Work the World’s Village Healthcare Week
Relocating from Lusaka to Chirundu; a bustling border town on the banks of the Zambezi; this week was the cherry on the top of my time in Zambia. Following a warm welcome into the home of a wonderful host family, we were able to gain a valuable insight into daily life for many Zambians living outside the capital city. If you ever visit Chirundu, remember to bring your dancing shoes; the local school kids will show you how to bust a few moves – or at least try to!
Daytimes were spent at the small district mission hospital which was a stark comparison to the government hospital in Lusaka. Facilitated and ran by the Catholic Church, this small-town hospital is better resourced and has greater facilities. As well as O&G, I was able to spend time in the paediatric department, giving me insight into conditions such as childhood malnutrition.

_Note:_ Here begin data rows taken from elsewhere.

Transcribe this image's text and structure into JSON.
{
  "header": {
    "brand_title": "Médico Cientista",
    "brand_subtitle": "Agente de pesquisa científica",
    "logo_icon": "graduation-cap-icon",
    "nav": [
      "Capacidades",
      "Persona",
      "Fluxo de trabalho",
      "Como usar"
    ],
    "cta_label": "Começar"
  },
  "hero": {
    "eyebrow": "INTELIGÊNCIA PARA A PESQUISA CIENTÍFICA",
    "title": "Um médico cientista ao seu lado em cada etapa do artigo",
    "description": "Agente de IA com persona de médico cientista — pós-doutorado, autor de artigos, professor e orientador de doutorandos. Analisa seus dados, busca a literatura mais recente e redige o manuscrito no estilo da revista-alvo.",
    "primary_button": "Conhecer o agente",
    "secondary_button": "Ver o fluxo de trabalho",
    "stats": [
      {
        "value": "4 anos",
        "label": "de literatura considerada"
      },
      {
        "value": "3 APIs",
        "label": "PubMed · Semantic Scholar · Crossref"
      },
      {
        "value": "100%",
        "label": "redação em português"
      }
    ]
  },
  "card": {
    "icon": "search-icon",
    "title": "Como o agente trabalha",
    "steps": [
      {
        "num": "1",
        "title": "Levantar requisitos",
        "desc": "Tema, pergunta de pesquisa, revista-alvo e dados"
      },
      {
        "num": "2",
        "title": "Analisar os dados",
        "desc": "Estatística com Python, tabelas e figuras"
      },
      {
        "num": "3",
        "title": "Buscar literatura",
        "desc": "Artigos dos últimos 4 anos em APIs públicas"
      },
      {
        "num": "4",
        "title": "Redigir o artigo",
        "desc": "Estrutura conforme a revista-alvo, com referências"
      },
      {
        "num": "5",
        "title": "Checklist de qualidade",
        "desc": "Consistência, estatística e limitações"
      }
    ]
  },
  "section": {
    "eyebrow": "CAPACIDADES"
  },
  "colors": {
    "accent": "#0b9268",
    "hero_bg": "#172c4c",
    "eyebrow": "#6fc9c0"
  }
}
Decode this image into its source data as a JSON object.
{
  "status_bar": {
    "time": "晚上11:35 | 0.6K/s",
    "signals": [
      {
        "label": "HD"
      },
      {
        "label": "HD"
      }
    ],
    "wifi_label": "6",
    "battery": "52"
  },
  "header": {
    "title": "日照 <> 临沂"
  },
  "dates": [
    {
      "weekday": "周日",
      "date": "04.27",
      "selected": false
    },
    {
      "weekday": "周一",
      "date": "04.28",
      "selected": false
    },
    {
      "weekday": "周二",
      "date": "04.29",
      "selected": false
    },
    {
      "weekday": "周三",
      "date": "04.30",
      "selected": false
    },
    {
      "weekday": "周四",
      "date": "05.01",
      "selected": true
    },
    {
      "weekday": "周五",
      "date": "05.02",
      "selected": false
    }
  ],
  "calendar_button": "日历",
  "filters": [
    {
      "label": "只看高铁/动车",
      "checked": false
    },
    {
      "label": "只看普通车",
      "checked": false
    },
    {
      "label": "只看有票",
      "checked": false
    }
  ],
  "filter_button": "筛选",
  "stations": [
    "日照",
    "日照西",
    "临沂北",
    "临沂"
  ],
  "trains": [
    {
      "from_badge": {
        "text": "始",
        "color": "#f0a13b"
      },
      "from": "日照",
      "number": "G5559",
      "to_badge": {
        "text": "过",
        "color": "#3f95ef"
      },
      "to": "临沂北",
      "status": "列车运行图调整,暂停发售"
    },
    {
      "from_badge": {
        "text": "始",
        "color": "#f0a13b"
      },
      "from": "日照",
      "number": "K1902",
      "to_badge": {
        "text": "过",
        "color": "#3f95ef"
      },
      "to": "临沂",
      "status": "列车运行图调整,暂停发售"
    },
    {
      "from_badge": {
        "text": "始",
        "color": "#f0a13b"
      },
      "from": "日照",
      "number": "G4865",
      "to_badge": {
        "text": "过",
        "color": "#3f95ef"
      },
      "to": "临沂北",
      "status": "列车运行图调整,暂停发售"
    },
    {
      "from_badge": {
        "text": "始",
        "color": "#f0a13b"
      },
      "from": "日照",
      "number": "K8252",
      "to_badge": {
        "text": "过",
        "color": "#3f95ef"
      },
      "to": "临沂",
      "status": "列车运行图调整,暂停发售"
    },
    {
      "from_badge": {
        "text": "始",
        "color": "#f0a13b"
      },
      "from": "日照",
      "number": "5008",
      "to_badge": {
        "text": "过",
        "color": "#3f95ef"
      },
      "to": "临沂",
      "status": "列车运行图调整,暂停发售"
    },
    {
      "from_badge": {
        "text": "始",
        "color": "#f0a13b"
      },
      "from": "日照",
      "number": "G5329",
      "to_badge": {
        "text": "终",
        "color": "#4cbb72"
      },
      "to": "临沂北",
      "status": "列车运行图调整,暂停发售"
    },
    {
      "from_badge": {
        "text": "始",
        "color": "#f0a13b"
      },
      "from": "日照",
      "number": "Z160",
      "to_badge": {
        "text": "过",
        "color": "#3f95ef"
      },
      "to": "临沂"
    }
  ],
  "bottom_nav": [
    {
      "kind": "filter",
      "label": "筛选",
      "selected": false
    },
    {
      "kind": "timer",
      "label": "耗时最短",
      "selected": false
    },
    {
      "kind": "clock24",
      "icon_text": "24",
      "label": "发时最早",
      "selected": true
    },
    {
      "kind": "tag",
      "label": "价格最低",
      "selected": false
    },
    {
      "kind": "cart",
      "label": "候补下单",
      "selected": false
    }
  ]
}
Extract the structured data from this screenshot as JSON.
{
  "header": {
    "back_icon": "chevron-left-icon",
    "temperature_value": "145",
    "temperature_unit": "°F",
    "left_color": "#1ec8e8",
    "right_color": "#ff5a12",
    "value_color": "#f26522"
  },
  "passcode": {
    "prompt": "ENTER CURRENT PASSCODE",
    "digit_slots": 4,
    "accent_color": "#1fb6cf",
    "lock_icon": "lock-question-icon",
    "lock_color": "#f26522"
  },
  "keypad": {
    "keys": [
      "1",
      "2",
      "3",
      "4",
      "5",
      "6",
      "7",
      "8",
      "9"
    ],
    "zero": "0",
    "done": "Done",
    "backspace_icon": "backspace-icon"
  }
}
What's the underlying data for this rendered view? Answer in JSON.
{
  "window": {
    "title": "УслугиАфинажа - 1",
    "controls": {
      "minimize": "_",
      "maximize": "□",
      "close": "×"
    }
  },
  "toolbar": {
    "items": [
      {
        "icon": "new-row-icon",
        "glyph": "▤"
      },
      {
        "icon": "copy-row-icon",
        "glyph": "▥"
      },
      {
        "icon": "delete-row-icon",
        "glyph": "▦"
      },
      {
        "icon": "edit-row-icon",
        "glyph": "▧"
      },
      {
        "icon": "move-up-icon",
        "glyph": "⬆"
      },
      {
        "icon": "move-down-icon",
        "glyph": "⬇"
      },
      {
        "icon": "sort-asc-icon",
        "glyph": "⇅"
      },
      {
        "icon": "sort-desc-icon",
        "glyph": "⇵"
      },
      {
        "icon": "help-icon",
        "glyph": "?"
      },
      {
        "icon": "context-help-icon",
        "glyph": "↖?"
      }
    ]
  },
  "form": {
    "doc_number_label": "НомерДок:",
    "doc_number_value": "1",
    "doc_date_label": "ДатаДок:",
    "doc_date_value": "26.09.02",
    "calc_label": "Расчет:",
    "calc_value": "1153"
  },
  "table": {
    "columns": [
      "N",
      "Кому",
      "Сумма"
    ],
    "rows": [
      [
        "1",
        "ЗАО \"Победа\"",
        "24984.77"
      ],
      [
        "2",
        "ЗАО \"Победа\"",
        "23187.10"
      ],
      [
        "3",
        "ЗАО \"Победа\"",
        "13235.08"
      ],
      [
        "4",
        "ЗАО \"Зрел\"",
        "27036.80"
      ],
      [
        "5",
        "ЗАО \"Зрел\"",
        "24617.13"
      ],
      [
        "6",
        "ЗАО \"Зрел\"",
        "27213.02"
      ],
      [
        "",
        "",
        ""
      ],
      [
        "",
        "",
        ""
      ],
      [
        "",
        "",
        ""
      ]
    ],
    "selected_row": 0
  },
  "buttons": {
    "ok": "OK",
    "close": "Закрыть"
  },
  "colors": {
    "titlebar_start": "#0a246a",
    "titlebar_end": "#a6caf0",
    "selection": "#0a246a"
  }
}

I would encourage any student or qualified healthcare professional alike to take the opportunity to travel to Zambia. My experience provided me with valuable experience in a low-resource setting with the support of friendly and highly skilled medical staff. Even when I felt a long way out of my comfort zone, Zambia was a home away from home.
- You don’t always need fancy kit to get the job done. If you don’t have a Rusch Balloon to hand to manage a post-partum haemorrhage, a latex glove filled with normal saline will do the trick just as well!
- Our over-reliance on technology can cause UK doctors to become de-skilled. In Zambia I learned how to listen to the fetal heart rate manually using a Pinard stethoscope, a skill not often not taught in the UK as there are usually Doppler ultrasound machines available!
- The healthcare service in the UK can be very wasteful. Reflecting on my time in Zambia, I started thinking about the ways in which the NHS could minimise waste production and still maintain a high standard of clinical care.